But the story tellers with heart were found this last Wednesday in the heart of New York City near Times Square performing for a one nighter in the famed Feinstein’s 54 Below.
Throughout the last couple of decades there have been artists of all sorts depicting the stories around Tar Creek, the chat piles, the buy-outs, the tornado and of course what was once one of our neighboring towns, Picher. Lots of these stories got a piece of it right, but honestly, we have had a complicated story to tell and lots of people give it their all. Each has been appreciated, plays, poetry, geology-based books, even a couple of movies.
But no one had ever thought to just put it all to song and write the musical, until a young man based in theater saw some visual images he had to research to even find out where they had even been taken.
He convinced two of his friends to join him on a quest to learn about the place he had discovered to be Picher, Oklahoma. Their research led them to reach out to me in a simple email. I get lots of emails just like theirs and responded much like most of the others by committing to help connect them to the land, the water and our people if they ever decided to come to visit.
When they arrived at the Joplin airport, Kimberly Barker from the Joplin Globe both greeted them and led them to Picher, where I connected with the group.
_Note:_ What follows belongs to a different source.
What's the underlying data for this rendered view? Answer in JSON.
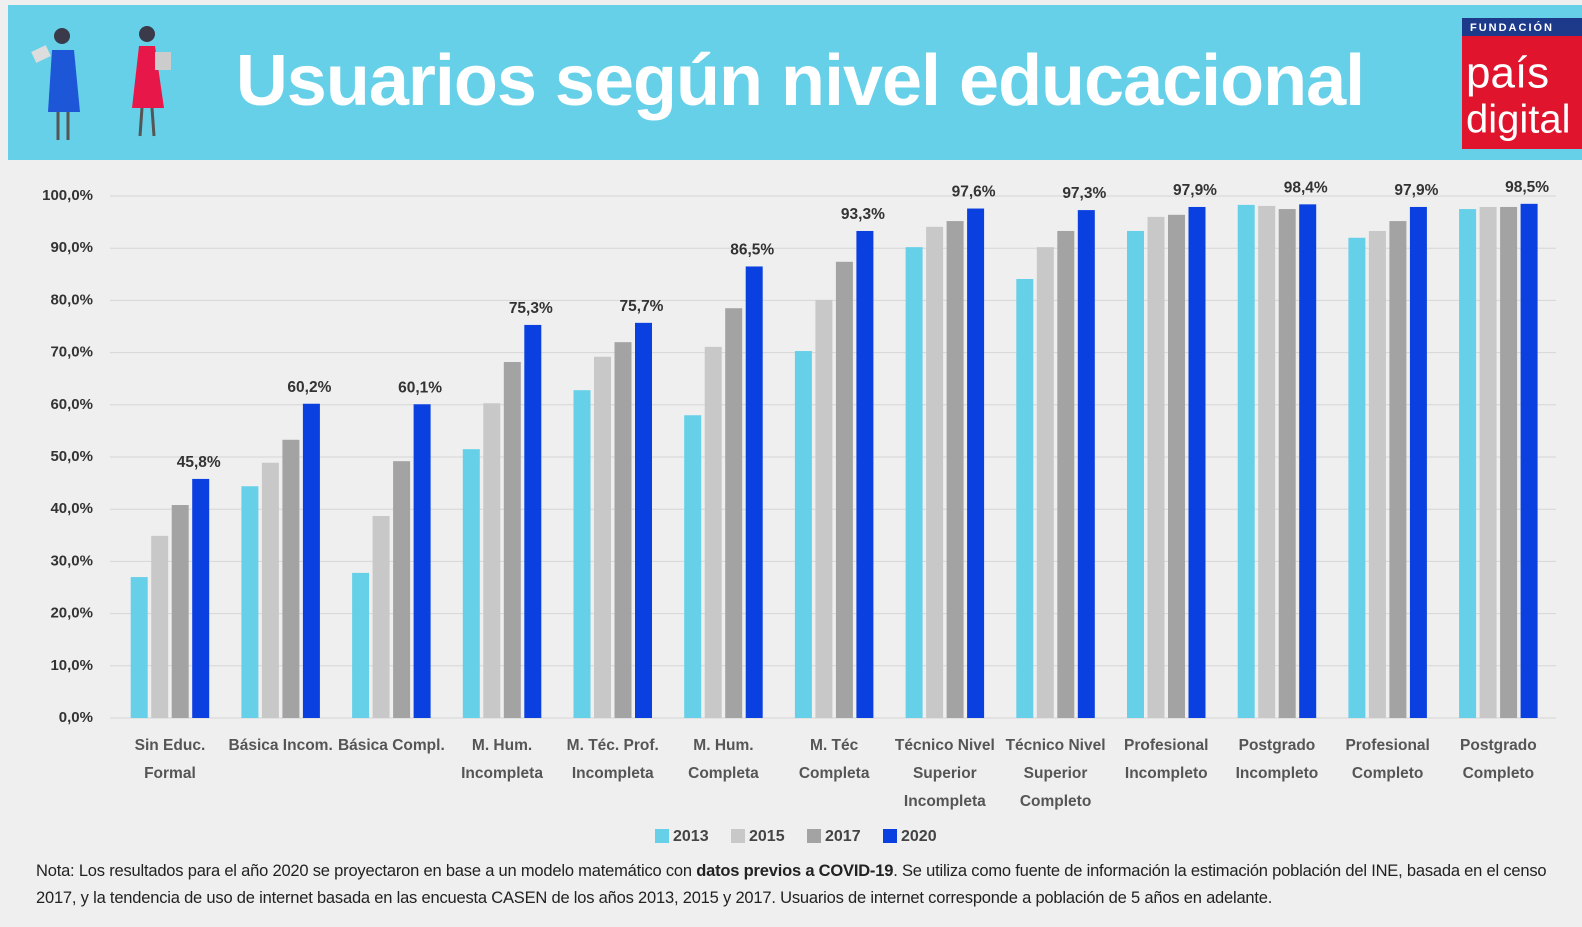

They already knew they had to find where Hoppy Ray’s Pool hall and past time mining museum was and to walk in that space looking over to see where the Country Girl Cafe had stood. They walked to see Soupy Suman’s Miners’ Park and see the vastness of the wide-open prairie landscape stacked with mine tailings we all call chat piles.
It would not have been predicted, but just after they had marveled at the Picher gorilla and posed for the picture that would mark the overwhelming moment for them, John Sparkman unexpectedly stopped and offered to take them all up one of the town’s chat piles in his pickup truck.
The images one sees on that pile are the what’s not there anymore: the neighborhood roads, the driveways, the trees in rows, row after row. What I saw were the memories of the houses once filled with families based right below that mountain and across the road another mountain marred by the tornado that helped literally take the town away and take the fight out of those who had stayed put until that sign from God made the decision to leave happen for them.
These young writers, producers and musicians put the whole history of the place to song in a powerful way that depicts the emotional trauma that was experienced by trapped people in a place they loved that did and could clearly harm them.
I saw a phrase on every side of waste-bins on Broadway on the way to the event “DON’T BE AFRAID OF ANYONE” and wondered who inspired that? But that message was one through these decades I have had to muster through. It can be easy to be afraid. Of people, or of places, or situations.
As the sister of a thespian who was born talking and quite frankly loves the art of it, finding chances to find my own voice early on were rare. And it you are silent it is easy to get good at being afraid and being a failure at bravery.
Through the years there have been causes large enough to help words froth. The greater the cause, the easier it is to find courage. Whether that was Native Rights issues including preserving our culture to suicide prevention and teaching sex education and being the HIV/AIDS educator for the Miami Public Schools. These qualified and were the catalyst that worked.
The ones that have kept me going for the last quarter century have been those around our complex toxic mess, protecting our children from it and the hope this place may be more habitable in the future for them.
Not being a scientist has not stopped me. There are scientists, researchers, medical professionals who speak for me in venues we provide for them. The facts are simple. We can prevent childhood lead poisoning. Period. We remove the lead from their environment, inside and outside and “voila” no child is poisoned. We just haven’t got that job done yet in Ottawa County, we have much more chat to deal with and many more residential yards to replace before our kids have a real chance.
The Picher Project gets that story right and humbly tells a piece of mine, my struggle to be brave enough to speak out for the injustice we face and the environmental justice deserved.
Hooray to these young performers and a generous thank you for singing out bravely. I hope the world hears you.